DeepLcom / deepl-python

Official Python library for the DeepL language translation API.
MIT License
1.06k stars 75 forks source link

translate_text corrupts HTML #72

Open pbtsrc opened 1 year ago

pbtsrc commented 1 year ago

text=

<html>
<body>
  <div>
    <a href="01.html">Chapter I. Margaret Makes Herself at Home</a>
  </div>
  <div>
    <a href="02.html">Chapter II. Stephen's Life Goes On</a>
  </div>
</body>
</html>

translate_text(text, source_lang='EN', target_lang='DE', tag_handling='html') for the above text returns this:

<html>
<body>
  <div>
   <a href="01.html">Kapitel I. Margaret macht es sich gemüt</a>lich  </div>
  <div>
   <a href="02.html">Kapitel II. Stephens Leben geht</a>weiter  </div>
</body>
</html>

As you can see the content of <a> has lost its tail (lich, weiter). If we use tag_handling='xml' all works as expected:

<html>
<body>
  <div>
    <a href="01.html">Kapitel I. Margaret macht es sich gemütlich</a>
  </div>
  <div>
    <a href="02.html">Kapitel II. Stephens Leben geht weiter</a>
  </div>
</body>
</html>

If we replace <div> with <p> there will be no issue either.

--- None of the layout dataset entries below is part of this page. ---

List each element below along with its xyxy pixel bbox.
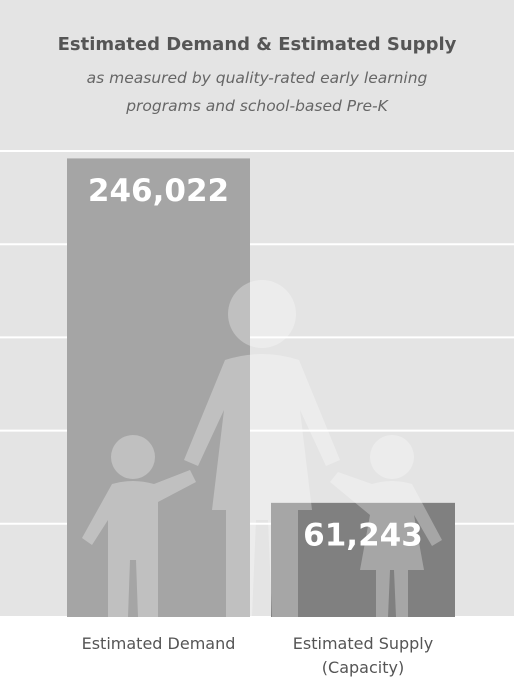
bar: [271, 502, 455, 617]
x-tick-label: Estimated Demand: [81, 634, 236, 653]
chart-title: Estimated Demand & Estimated Supply: [57, 34, 457, 55]
chart-subtitle: as measured by quality-rated early learn…: [86, 69, 428, 115]
value-labels: 246,022 61,243: [88, 173, 423, 553]
family-silhouette: [82, 280, 442, 617]
value-label: 246,022: [88, 173, 229, 209]
bars: [67, 158, 455, 618]
value-label: 61,243: [303, 517, 423, 553]
bar: [67, 158, 250, 618]
x-tick-label: Estimated Supply (Capacity): [292, 634, 434, 677]
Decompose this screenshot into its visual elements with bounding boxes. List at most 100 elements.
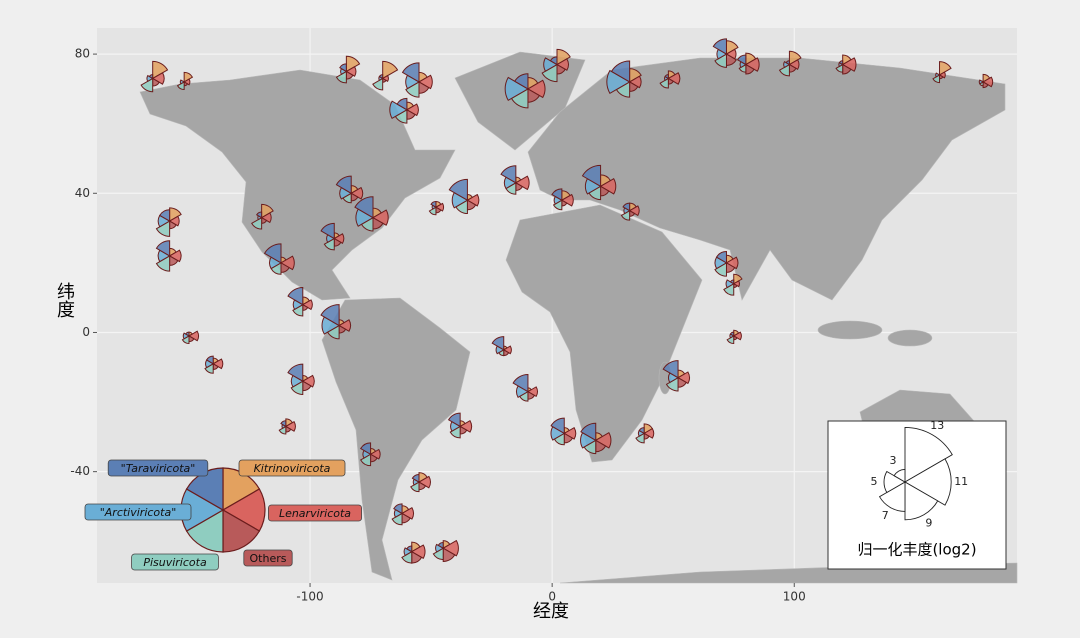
- site-glyph: [635, 423, 655, 444]
- abundance-wedge: [301, 374, 315, 388]
- abundance-wedge: [345, 55, 361, 73]
- legend-label-box: [84, 503, 192, 521]
- abundance-wedge: [435, 543, 445, 553]
- abundance-wedge: [188, 330, 199, 342]
- site-glyph: [620, 202, 640, 221]
- abundance-wedge: [551, 188, 563, 202]
- site-glyph: [659, 70, 681, 89]
- site-glyph: [662, 360, 690, 392]
- abundance-key: 13 11 9 7 53: [871, 419, 969, 529]
- y-tick-label: 40: [75, 186, 90, 200]
- abundance-wedge: [350, 186, 364, 200]
- site-glyph: [932, 61, 952, 84]
- key-wedge: [904, 481, 939, 521]
- abundance-wedge: [260, 212, 272, 224]
- abundance-wedge: [169, 207, 182, 222]
- site-glyph: [181, 330, 199, 345]
- site-glyph: [140, 60, 169, 93]
- abundance-wedge: [442, 539, 459, 557]
- abundance-wedge: [725, 256, 739, 270]
- site-glyph: [372, 60, 399, 91]
- eurasia: [527, 57, 1006, 301]
- site-glyph: [723, 273, 743, 296]
- abundance-wedge: [788, 50, 802, 66]
- abundance-wedge: [733, 273, 743, 285]
- abundance-wedge: [430, 201, 437, 209]
- abundance-wedge: [939, 61, 952, 76]
- abundance-wedge: [212, 358, 224, 370]
- indonesia: [817, 320, 883, 340]
- abundance-wedge: [555, 58, 569, 71]
- abundance-wedge: [549, 56, 558, 66]
- key-wedge: [904, 458, 952, 506]
- abundance-wedge: [982, 81, 989, 89]
- site-glyph: [401, 62, 433, 98]
- abundance-wedge: [732, 280, 740, 288]
- abundance-wedge: [526, 79, 546, 99]
- abundance-wedge: [152, 60, 169, 80]
- axes: -100 0 100 -40 0 40 80: [70, 47, 805, 604]
- abundance-wedge: [729, 331, 735, 337]
- key-tick-label: 5: [871, 475, 878, 488]
- abundance-wedge: [401, 550, 413, 564]
- abundance-wedge: [280, 255, 295, 271]
- abundance-wedge: [610, 60, 631, 83]
- legend-swatch: [185, 508, 224, 553]
- abundance-wedge: [280, 420, 287, 428]
- abundance-wedge: [205, 355, 214, 365]
- site-glyph: [606, 60, 642, 98]
- abundance-wedge: [403, 547, 413, 557]
- abundance-wedge: [148, 74, 154, 80]
- abundance-wedge: [179, 79, 186, 85]
- abundance-wedge: [563, 426, 577, 440]
- abundance-wedge: [185, 331, 190, 337]
- abundance-wedge: [729, 279, 735, 285]
- abundance-wedge: [335, 175, 352, 195]
- key-tick-label: 13: [930, 419, 944, 432]
- abundance-wedge: [345, 66, 357, 77]
- abundance-wedge: [599, 178, 617, 195]
- legend-label: "Taraviricota": [121, 462, 196, 475]
- site-glyph: [155, 240, 182, 272]
- abundance-wedge: [405, 103, 419, 117]
- abundance-wedge: [323, 237, 335, 251]
- abundance-wedge: [662, 360, 679, 379]
- site-glyph: [726, 329, 742, 345]
- abundance-wedge: [725, 279, 735, 289]
- abundance-wedge: [541, 63, 558, 83]
- abundance-wedge: [417, 475, 431, 489]
- abundance-wedge: [378, 74, 384, 80]
- abundance-wedge: [159, 209, 171, 222]
- x-tick-label: -100: [296, 590, 323, 604]
- key-tick-label: 3: [890, 454, 897, 467]
- abundance-wedge: [744, 57, 760, 72]
- abundance-wedge: [287, 363, 304, 383]
- y-tick-label: 80: [75, 47, 90, 61]
- abundance-wedge: [841, 57, 857, 72]
- abundance-wedge: [659, 77, 669, 89]
- site-glyph: [176, 71, 194, 91]
- y-tick-label: -40: [70, 464, 90, 478]
- abundance-wedge: [543, 57, 558, 72]
- site-glyph: [550, 417, 577, 446]
- x-tick-label: 100: [783, 590, 806, 604]
- abundance-wedge: [448, 178, 468, 202]
- key-wedge: [904, 426, 953, 483]
- site-glyph: [835, 54, 857, 75]
- abundance-wedge: [514, 175, 530, 191]
- site-glyph: [778, 50, 802, 77]
- site-glyph: [155, 207, 182, 237]
- abundance-wedge: [393, 503, 403, 515]
- abundance-wedge: [491, 336, 505, 351]
- abundance-wedge: [428, 206, 437, 216]
- abundance-wedge: [447, 412, 461, 428]
- abundance-wedge: [204, 362, 214, 374]
- abundance-wedge: [726, 335, 735, 345]
- abundance-wedge: [292, 303, 304, 317]
- abundance-wedge: [176, 81, 185, 91]
- site-glyph: [335, 175, 364, 204]
- site-glyph: [320, 222, 345, 251]
- abundance-wedge: [594, 432, 612, 449]
- abundance-wedge: [550, 417, 565, 435]
- site-glyph: [263, 243, 295, 275]
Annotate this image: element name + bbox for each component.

pbtsrc commented 1 year ago

Another example. text=

<p>1-<i>London, Paris</i></p>

translate_text returns:

<p>1-London<i>, Paris</i></p>

Same result with tag_handling='html' and tag_handling='xml'

seekuehe commented 1 year ago

@pbtsrc By chance, are you using both tag_handling and preserve_formatting parameters?

pbtsrc commented 1 year ago

No, I did not use preserve_formatting. I tried to add this parameter, but it did not change anything.